Si esa es la lógica, el voto viciado deja de ser una protesta ciudadana y se convierte en moneda de cambio. No sería una defensa del país, sino una maniobra para administrar poder. No sería una posición del Partido del Buen Gobierno, sino una operación de posicionamiento personal.

El Perú ya conoce ese libreto. Lo vimos con Alianza para el Progreso, Acción Popular y Podemos Perú: bancadas que convirtieron sus votos en herramientas de presión, negociación y supervivencia política. Llegaron hablando de representación o renovación, pero muchas veces terminaron actuando como operadores de conveniencia dentro del Congreso. Ese es el riesgo de Nieto: empezar prometiendo buen gobierno y terminar practicando la vieja política que decía combatir.

Pero hay algo que quizá no calcula. Hoy los líderes ya no endosan votos como antes. Los ciudadanos no son ganado electoral ni obedecen consignas de una dirigencia que apenas empieza a construir partido. El Partido del Buen Gobierno no es una maquinaria nacional, no tiene caudillismo real ni una identidad política profundamente arraigada. Es todavía un neopartido sostenido por expectativa, figuras visibles y novedad.

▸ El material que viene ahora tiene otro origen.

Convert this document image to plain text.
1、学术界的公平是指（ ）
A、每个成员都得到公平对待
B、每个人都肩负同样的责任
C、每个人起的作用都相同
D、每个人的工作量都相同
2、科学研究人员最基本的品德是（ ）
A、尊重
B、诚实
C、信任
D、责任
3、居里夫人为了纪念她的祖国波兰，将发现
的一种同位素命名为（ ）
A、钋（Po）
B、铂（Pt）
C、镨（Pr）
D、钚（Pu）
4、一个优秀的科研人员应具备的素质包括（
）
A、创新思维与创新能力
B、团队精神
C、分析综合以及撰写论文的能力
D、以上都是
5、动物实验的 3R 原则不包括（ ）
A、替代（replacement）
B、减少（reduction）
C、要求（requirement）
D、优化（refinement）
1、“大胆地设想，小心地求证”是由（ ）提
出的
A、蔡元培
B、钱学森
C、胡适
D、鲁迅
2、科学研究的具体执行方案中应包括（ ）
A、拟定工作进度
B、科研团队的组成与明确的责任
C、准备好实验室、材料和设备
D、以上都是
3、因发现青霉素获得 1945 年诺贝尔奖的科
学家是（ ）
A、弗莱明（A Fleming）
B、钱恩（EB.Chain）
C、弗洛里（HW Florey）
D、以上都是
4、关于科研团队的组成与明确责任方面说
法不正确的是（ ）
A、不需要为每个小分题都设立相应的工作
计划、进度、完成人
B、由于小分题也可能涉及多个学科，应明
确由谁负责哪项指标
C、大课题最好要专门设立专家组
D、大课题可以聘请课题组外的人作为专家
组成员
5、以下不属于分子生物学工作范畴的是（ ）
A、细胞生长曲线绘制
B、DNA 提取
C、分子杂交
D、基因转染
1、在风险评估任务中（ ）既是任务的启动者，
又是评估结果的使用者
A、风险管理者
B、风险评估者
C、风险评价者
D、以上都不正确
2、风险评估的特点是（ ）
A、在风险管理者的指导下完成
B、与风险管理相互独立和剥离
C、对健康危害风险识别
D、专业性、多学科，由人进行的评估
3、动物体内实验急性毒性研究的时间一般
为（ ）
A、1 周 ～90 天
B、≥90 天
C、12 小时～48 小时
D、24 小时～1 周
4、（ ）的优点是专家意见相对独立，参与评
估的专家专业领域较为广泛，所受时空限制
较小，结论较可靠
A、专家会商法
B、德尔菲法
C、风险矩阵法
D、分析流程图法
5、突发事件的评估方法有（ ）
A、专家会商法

Por eso, muchos de sus simpatizantes probablemente no seguirán la orden de viciar el voto. Entenderán que esta elección no se trata de encontrar al candidato perfecto, sino de impedir el peor escenario. Su voto no le pertenece a Nieto, ni a una cúpula, ni a ningún cálculo parlamentario. En segunda vuelta, votar no siempre entusiasma. A veces incomoda. Pero la política real exige decidir. Escapar de la decisión no es superioridad moral; es abandono.

Viciar el voto puede parecer una protesta. En realidad, puede terminar siendo complicidad pasiva con el peor escenario. Esa es la contradicción que Jorge Nieto no puede ocultar: se presenta como neutral, pero su neutralidad tiene beneficiario. Se dice principista, pero actúa como quien quiere negociar después. Habla de buen gobierno, pero empieza pareciéndose demasiado a la vieja política de siempre.